Proactive fraud prevention and detection controls can substantially reduce a company’s risk of fraud and minimize fraud losses. But all antifraud tools aren’t created equal. In each biennial edition of its Report to the Nations on Occupational Fraud and Abuse, the Association of Certified Fraud Examiners (ACFE) has consistently found that tips are the most common method of detecting fraud by a significant margin.
In the 2014 report, the ACFE found that more than 42 percent of frauds were detected by tips. About half of these tips came from employees, and the rest were reported by vendors, customers and anonymous sources. The second most common method of detection was management review, which unearthed fraud in only 16 percent of the cases in the study.
Based on these statistics, it stands to reason that reporting hotlines can be a critical weapon when deterring fraud and minimizing losses.

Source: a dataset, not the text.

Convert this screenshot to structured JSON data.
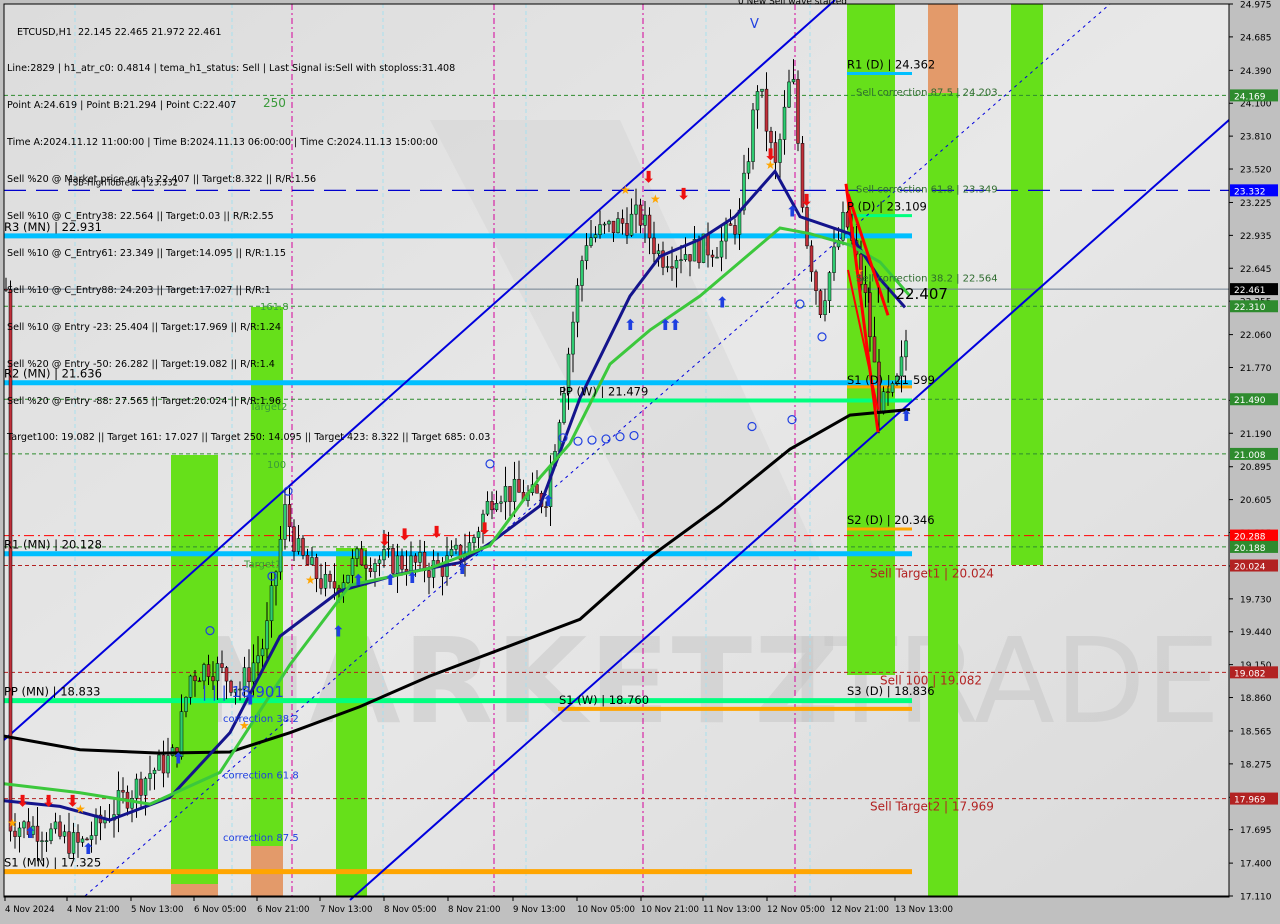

The ACFE reports that organizations without an anonymous hotline suffered about two-thirds higher average fraud losses than those using this prevention mechanism.
Many private companies forgo reporting hotlines because they’re seen as expensive and too formal for closely held organizations. Only about half of the companies in the 2014 ACFE study had a reporting hotline in place, but only 18 percent of companies with fewer than 100 employees used a reporting hotline. However, implementing an effective reporting mechanism can be a powerful way to prevent and detect fraud for companies of all sizes.